Accurate information of the spatial distribution and temporal variations of water vapor is essential for the study of short-term severe weather phenomena, such as localized heavy rainfalls that often cause serious damages during the summer season on the Korean Peninsula. In particular, a good description of the initial conditions for the three-dimensional water vapor field is crucial for the simulation of convective systems and situations leading to heavy rainfall events in numerical model. Since the emergence of a new technique to retrieve an amount of atmospheric water vapor from ground-based GPS observation, numerous meteorological studies using precipitable water (PW), slant wet delay(SWD) and zenith total delay(ZTD) derived from GPS measurements have been conducted and showing encouraging results in various fields of meteorology, especially for improving moisture fields of numerical weather prediction from development (Kuo et al. 1993) to operational use (Gutman et al. 2003).

In this study, an impact of ground-based GPS-PW and ZTD assimilation on a rainfall forecast is examined. A series of assimilation experiments were performed using the WRF (Weather Research and Forecasting) model and its three-dimensional data assimilation (WRF 3DVAR) system. PW and ZTD data derived from 39 GPS sites over the Korean Peninsula is assimilated with cold-start and cycling techniques.

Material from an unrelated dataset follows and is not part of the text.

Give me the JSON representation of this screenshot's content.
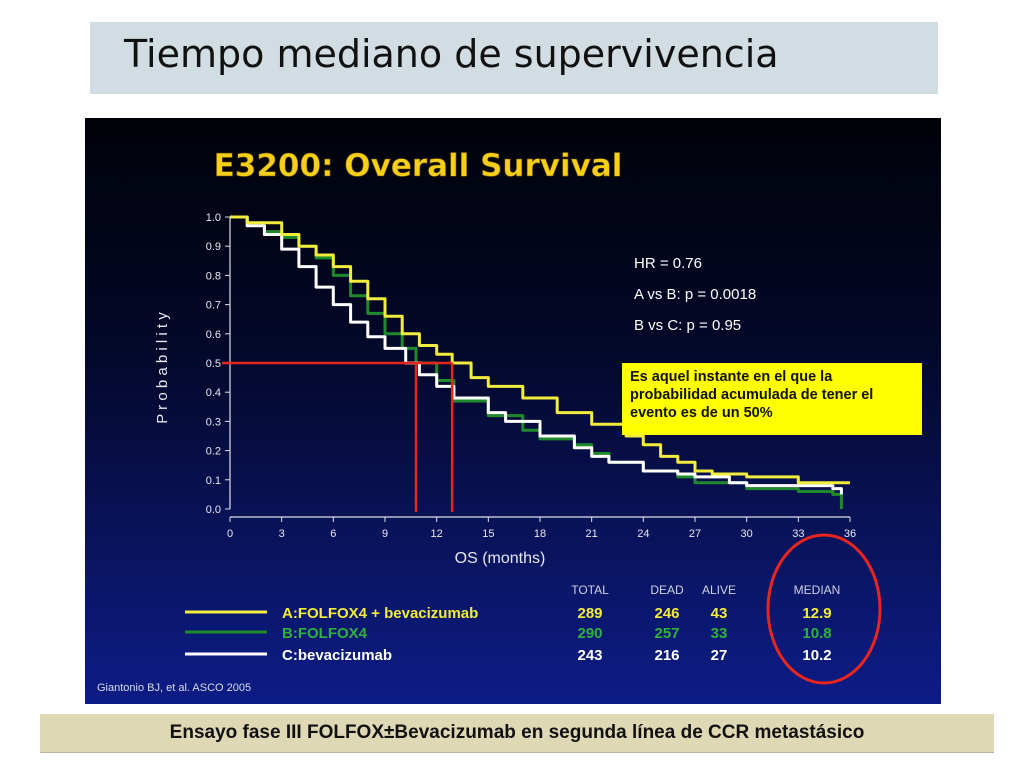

The result shows that the assimilation of GPS-PW is effective in reducing the error of PW in the initial condition. Both negative bias and the rms error of the PW contained in original analysis (background) are significantly reduced after the assimilation of GPS-PW. As a results, the improved moisture field in initial condition lead to positive effect on the forecast of rainfall initiation at the right time and intensity. The additional results of assimilation of GPS- PW and ZTD will be presented in more detail.